Nereden nereye geldik, havası sert, suyu sıcak, insanı mert Haymana'm, tarım ve hayvancılık ile geçinen Haymana'm, 6360 sayılı kanun ile köylerimiz mahalle statüsüne kavuştu. Köylünün kendi imkanlarıyla çıkarıp köylerine getirdikleri su paralı oldu, çevre temizlik vergisi vs... Hayatımıza bir çok vergi girdi, devlet alan el oldu. Bize hizmet olarak ne kattı, bir kaç tane çöp bidonu kattı onu da İlçe belediyemiz kendi imkanlarıyla koydu, Köylerde görsel değişiklik olmadı. Mahallelerimizde ne alt yapı var ne üst yapı var, meralarımız bile ücretli oldu. Yollarımız köstebek yuvası gibi, arızalanan dökülen araçlarımız milli servet. Bir yağmur yağdığında tarla ve köy merkezlerini sel basıyor, dere ıslahı yok, güvenlik kameraları yok, köylerde bekçi yok, arazilerde otlaklar yok, sürü sahipleri ekinleri yayıyor (İzinsiz ekili tarım arazilerinde sürülerini otlatıyor), şehir su şebekesi ilaçlanmıyor, kanalizasyon vergisi var ama kanalizasyon yok, Büyükşehir Belediyesinin yangınlarda müdahale edecek itfaiyesi yok. Bölge şeflikleri oluşturulması lazım. Malumunuz hasat dönemi yaklaştı, tarla yangınlarını kim söndürecek, acil müdahale ekibi ve planı var mı? Köy içlerinde (madem mahalle) sokak işaret ve tabelası yok, kaldırım ve yol yok, trafik işaret ve tabelaları yok, kat mülkiyeti kanununa göre ev yok, mahalle içinde temizlik yok, temizlik işçisi yok, köylerin ilçeye resmi işleri ve alışverişi için belediye otobüsleri yok, köy sakinleri için sosyal yaşam merkezleri yok, çocuk oyun alanı, park, hobi atölyeleri, halı saha, yüzme havuzu vs.. yok, köy mezarlıklarında hizmet yok, iş imkanı yok, yok, yok... Peki sormazlar mı; bu hizmetleri vermek zorunda olan devlet kurumlarımız neden vermez? Bu kurumların yöneticileri siyasetçiler ve bürokratlar kul hakkına girmiyor mu? Peki bu hizmetlerin neden gelmediğini sorgulamayan bir toplum nasıl oluşturuldu? Bu hizmetlerin yerine getirilmediğini ben şahsım adına dile getirerek bu vebali kabullenmiyorum, taktir yöneticilerimizde.

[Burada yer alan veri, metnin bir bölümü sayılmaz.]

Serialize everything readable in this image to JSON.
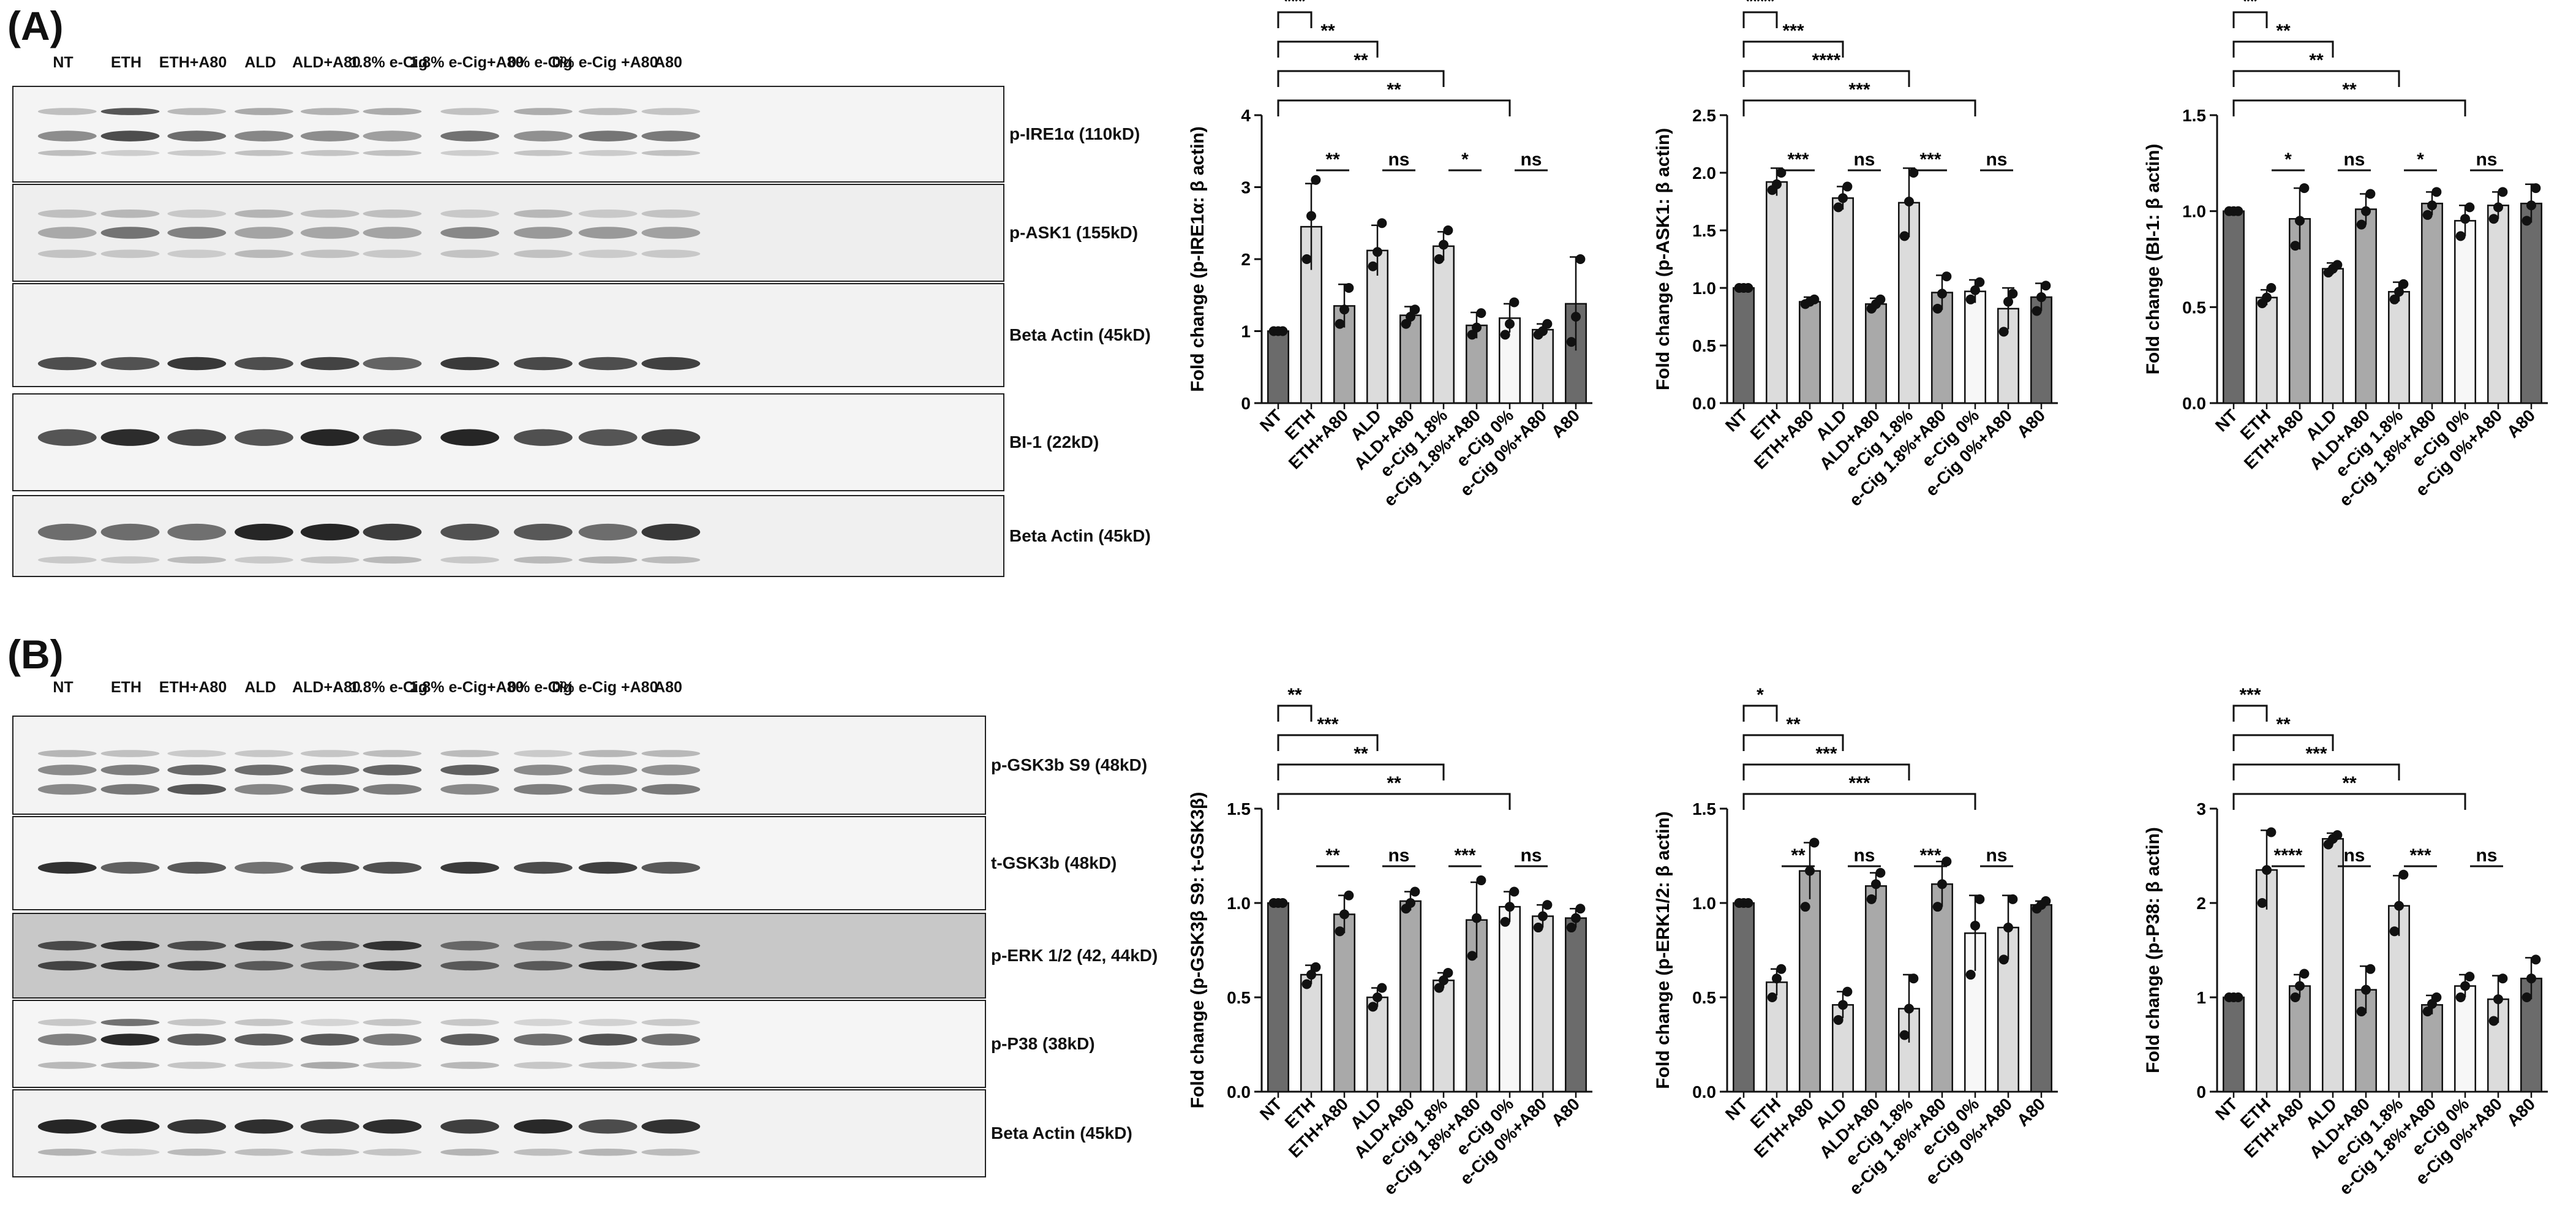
{
  "panels": {
    "A": {
      "letter": "(A)",
      "lanes": [
        "NT",
        "ETH",
        "ETH+A80",
        "ALD",
        "ALD+A80",
        "1.8% e-Cig",
        "1.8% e-Cig+A80",
        "0% e-Cig",
        "0% e-Cig +A80",
        "A80"
      ],
      "blots": [
        "p-IRE1α (110kD)",
        "p-ASK1 (155kD)",
        "Beta Actin (45kD)",
        "BI-1 (22kD)",
        "Beta Actin (45kD)"
      ]
    },
    "B": {
      "letter": "(B)",
      "lanes": [
        "NT",
        "ETH",
        "ETH+A80",
        "ALD",
        "ALD+A80",
        "1.8% e-Cig",
        "1.8% e-Cig+A80",
        "0% e-Cig",
        "0% e-Cig +A80",
        "A80"
      ],
      "blots": [
        "p-GSK3b S9 (48kD)",
        "t-GSK3b (48kD)",
        "p-ERK 1/2 (42, 44kD)",
        "p-P38 (38kD)",
        "Beta Actin (45kD)"
      ]
    }
  },
  "colors": {
    "dark_bar": "#6b6b6b",
    "light_bar": "#dcdcdc",
    "mid_bar": "#a9a9a9",
    "white_bar": "#f7f7f7",
    "gray_blot_bg": "#c8c8c8"
  },
  "chart_data": [
    {
      "type": "bar",
      "ylabel": "Fold change (p-IRE1α: β actin)",
      "ylim": [
        0,
        4
      ],
      "yticks": [
        "0",
        "1",
        "2",
        "3",
        "4"
      ],
      "categories": [
        "NT",
        "ETH",
        "ETH+A80",
        "ALD",
        "ALD+A80",
        "e-Cig 1.8%",
        "e-Cig 1.8%+A80",
        "e-Cig 0%",
        "e-Cig 0%+A80",
        "A80"
      ],
      "values": [
        1.0,
        2.45,
        1.35,
        2.12,
        1.22,
        2.18,
        1.08,
        1.18,
        1.02,
        1.38
      ],
      "errors": [
        0.03,
        0.6,
        0.3,
        0.35,
        0.12,
        0.2,
        0.18,
        0.2,
        0.08,
        0.65
      ],
      "points": [
        [
          1,
          1,
          1
        ],
        [
          2.0,
          2.6,
          3.1
        ],
        [
          1.1,
          1.3,
          1.6
        ],
        [
          1.9,
          2.1,
          2.5
        ],
        [
          1.1,
          1.2,
          1.3
        ],
        [
          2.0,
          2.2,
          2.4
        ],
        [
          0.95,
          1.05,
          1.25
        ],
        [
          0.95,
          1.1,
          1.4
        ],
        [
          0.95,
          1.0,
          1.1
        ],
        [
          0.85,
          1.2,
          2.0
        ]
      ],
      "sig_labels": [
        "***",
        "**",
        "**",
        "ns",
        "**",
        "*",
        "**",
        "ns"
      ]
    },
    {
      "type": "bar",
      "ylabel": "Fold change (p-ASK1: β actin)",
      "ylim": [
        0,
        2.5
      ],
      "yticks": [
        "0.0",
        "0.5",
        "1.0",
        "1.5",
        "2.0",
        "2.5"
      ],
      "categories": [
        "NT",
        "ETH",
        "ETH+A80",
        "ALD",
        "ALD+A80",
        "e-Cig 1.8%",
        "e-Cig 1.8%+A80",
        "e-Cig 0%",
        "e-Cig 0%+A80",
        "A80"
      ],
      "values": [
        1.0,
        1.92,
        0.88,
        1.78,
        0.86,
        1.74,
        0.96,
        0.97,
        0.82,
        0.92
      ],
      "errors": [
        0.02,
        0.12,
        0.04,
        0.1,
        0.05,
        0.3,
        0.15,
        0.1,
        0.18,
        0.12
      ],
      "points": [
        [
          1,
          1,
          1
        ],
        [
          1.85,
          1.9,
          2.0
        ],
        [
          0.86,
          0.88,
          0.9
        ],
        [
          1.7,
          1.78,
          1.88
        ],
        [
          0.82,
          0.86,
          0.9
        ],
        [
          1.45,
          1.75,
          2.0
        ],
        [
          0.82,
          0.95,
          1.1
        ],
        [
          0.9,
          0.98,
          1.05
        ],
        [
          0.62,
          0.88,
          0.95
        ],
        [
          0.8,
          0.92,
          1.02
        ]
      ],
      "sig_labels": [
        "****",
        "***",
        "***",
        "ns",
        "****",
        "***",
        "***",
        "ns"
      ]
    },
    {
      "type": "bar",
      "ylabel": "Fold change (BI-1: β actin)",
      "ylim": [
        0,
        1.5
      ],
      "yticks": [
        "0.0",
        "0.5",
        "1.0",
        "1.5"
      ],
      "categories": [
        "NT",
        "ETH",
        "ETH+A80",
        "ALD",
        "ALD+A80",
        "e-Cig 1.8%",
        "e-Cig 1.8%+A80",
        "e-Cig 0%",
        "e-Cig 0%+A80",
        "A80"
      ],
      "values": [
        1.0,
        0.55,
        0.96,
        0.7,
        1.01,
        0.58,
        1.04,
        0.95,
        1.03,
        1.04
      ],
      "errors": [
        0.01,
        0.04,
        0.16,
        0.03,
        0.08,
        0.05,
        0.06,
        0.08,
        0.07,
        0.1
      ],
      "points": [
        [
          1,
          1,
          1
        ],
        [
          0.52,
          0.55,
          0.6
        ],
        [
          0.82,
          0.95,
          1.12
        ],
        [
          0.68,
          0.7,
          0.72
        ],
        [
          0.93,
          1.0,
          1.09
        ],
        [
          0.54,
          0.58,
          0.62
        ],
        [
          0.98,
          1.03,
          1.1
        ],
        [
          0.87,
          0.96,
          1.02
        ],
        [
          0.96,
          1.02,
          1.1
        ],
        [
          0.95,
          1.03,
          1.12
        ]
      ],
      "sig_labels": [
        "**",
        "*",
        "**",
        "ns",
        "**",
        "*",
        "**",
        "ns"
      ]
    },
    {
      "type": "bar",
      "ylabel": "Fold change (p-GSK3β S9: t-GSK3β)",
      "ylim": [
        0,
        1.5
      ],
      "yticks": [
        "0.0",
        "0.5",
        "1.0",
        "1.5"
      ],
      "categories": [
        "NT",
        "ETH",
        "ETH+A80",
        "ALD",
        "ALD+A80",
        "e-Cig 1.8%",
        "e-Cig 1.8%+A80",
        "e-Cig 0%",
        "e-Cig 0%+A80",
        "A80"
      ],
      "values": [
        1.0,
        0.62,
        0.94,
        0.5,
        1.01,
        0.59,
        0.91,
        0.98,
        0.93,
        0.92
      ],
      "errors": [
        0.01,
        0.05,
        0.1,
        0.05,
        0.05,
        0.04,
        0.2,
        0.08,
        0.06,
        0.05
      ],
      "points": [
        [
          1,
          1,
          1
        ],
        [
          0.57,
          0.62,
          0.66
        ],
        [
          0.85,
          0.94,
          1.04
        ],
        [
          0.45,
          0.5,
          0.55
        ],
        [
          0.97,
          1.0,
          1.06
        ],
        [
          0.55,
          0.59,
          0.63
        ],
        [
          0.72,
          0.92,
          1.12
        ],
        [
          0.9,
          0.98,
          1.06
        ],
        [
          0.87,
          0.93,
          0.99
        ],
        [
          0.87,
          0.92,
          0.97
        ]
      ],
      "sig_labels": [
        "**",
        "**",
        "***",
        "ns",
        "**",
        "***",
        "**",
        "ns"
      ]
    },
    {
      "type": "bar",
      "ylabel": "Fold change (p-ERK1/2: β actin)",
      "ylim": [
        0,
        1.5
      ],
      "yticks": [
        "0.0",
        "0.5",
        "1.0",
        "1.5"
      ],
      "categories": [
        "NT",
        "ETH",
        "ETH+A80",
        "ALD",
        "ALD+A80",
        "e-Cig 1.8%",
        "e-Cig 1.8%+A80",
        "e-Cig 0%",
        "e-Cig 0%+A80",
        "A80"
      ],
      "values": [
        1.0,
        0.58,
        1.17,
        0.46,
        1.09,
        0.44,
        1.1,
        0.84,
        0.87,
        0.99
      ],
      "errors": [
        0.01,
        0.07,
        0.15,
        0.07,
        0.07,
        0.18,
        0.12,
        0.2,
        0.17,
        0.02
      ],
      "points": [
        [
          1,
          1,
          1
        ],
        [
          0.5,
          0.6,
          0.65
        ],
        [
          0.98,
          1.17,
          1.32
        ],
        [
          0.38,
          0.46,
          0.53
        ],
        [
          1.02,
          1.1,
          1.16
        ],
        [
          0.3,
          0.44,
          0.6
        ],
        [
          0.98,
          1.1,
          1.22
        ],
        [
          0.62,
          0.88,
          1.02
        ],
        [
          0.7,
          0.87,
          1.02
        ],
        [
          0.97,
          0.99,
          1.01
        ]
      ],
      "sig_labels": [
        "*",
        "**",
        "**",
        "ns",
        "***",
        "***",
        "***",
        "ns"
      ]
    },
    {
      "type": "bar",
      "ylabel": "Fold change (p-P38: β actin)",
      "ylim": [
        0,
        3
      ],
      "yticks": [
        "0",
        "1",
        "2",
        "3"
      ],
      "categories": [
        "NT",
        "ETH",
        "ETH+A80",
        "ALD",
        "ALD+A80",
        "e-Cig 1.8%",
        "e-Cig 1.8%+A80",
        "e-Cig 0%",
        "e-Cig 0%+A80",
        "A80"
      ],
      "values": [
        1.0,
        2.35,
        1.12,
        2.68,
        1.08,
        1.97,
        0.92,
        1.12,
        0.98,
        1.2
      ],
      "errors": [
        0.01,
        0.42,
        0.12,
        0.06,
        0.25,
        0.32,
        0.1,
        0.12,
        0.25,
        0.22
      ],
      "points": [
        [
          1,
          1,
          1
        ],
        [
          2.0,
          2.35,
          2.75
        ],
        [
          1.0,
          1.12,
          1.25
        ],
        [
          2.62,
          2.68,
          2.72
        ],
        [
          0.85,
          1.08,
          1.3
        ],
        [
          1.7,
          1.97,
          2.3
        ],
        [
          0.85,
          0.93,
          1.0
        ],
        [
          1.0,
          1.12,
          1.22
        ],
        [
          0.75,
          0.98,
          1.2
        ],
        [
          1.0,
          1.2,
          1.4
        ]
      ],
      "sig_labels": [
        "***",
        "****",
        "**",
        "ns",
        "***",
        "***",
        "**",
        "ns"
      ]
    }
  ]
}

Bir Siyaset Bilimci olarak analizim şudur; Yerel kendi içimizden bir milletvekilimiz olmadığı için T.B.M.M' de temsil edilmiyor, meclisin yolunu bile bilmiyoruz. Başkent'imizde üst düzey doğru düzgün bürokratlarımız yok. Hemşerilerimizin tercih ettikleri meslek guruplarına bakılırsa hizmet sektöründe, temizlik işçisi, özel güvenlik personeli, taksi, minibüs şoförü, pazarcı esnafı vs..

Üniversite mezunlarımız polis, asker oluyor. Bu meslek guruplarına da ihtiyacımız var ama hedefimiz kısıtlı. Öğrenilmiş çaresizlik sendromu yaşıyoruz. Ufkumuzu geniş tutalım. Çok zeki, akıllı, geleceğimiz gençlerimiz var. Bu gençlerin hayali Ulus’ta nam yapmak. “Haymana'lıyım” kelimesini korku ve bela ile özleştirme arzusu var. Buna televizyon dizi ve sinema filmlerinin de etkisi çok, gençliğimizi iyi eğitip ve öğretmeliyiz. Bu da ailede başlıyor. Haymana'm fırsat verildiğinde Ömer Özkan'ları olan Haymana'm ve nice değerleri olan dünyada ilkleri yaşatabiliriz.. Kültürel zenginliklerimiz ve değerlerimize sahip çıkarak, liderimiz Gazi Mustafa Kemal Paşa’nın bize armağan ettiği demokrasi ışığında, hakkımızı kanun ve hukuk çerçevesinde arayıp sorgulamalıyız. Anayasal hakkımız olan adil ve eşit hizmet haklarının verildiği huzurlu yaşamlar dileyerek sizleri Yüce Allah'a emanet ediyorum, hoşçakalın.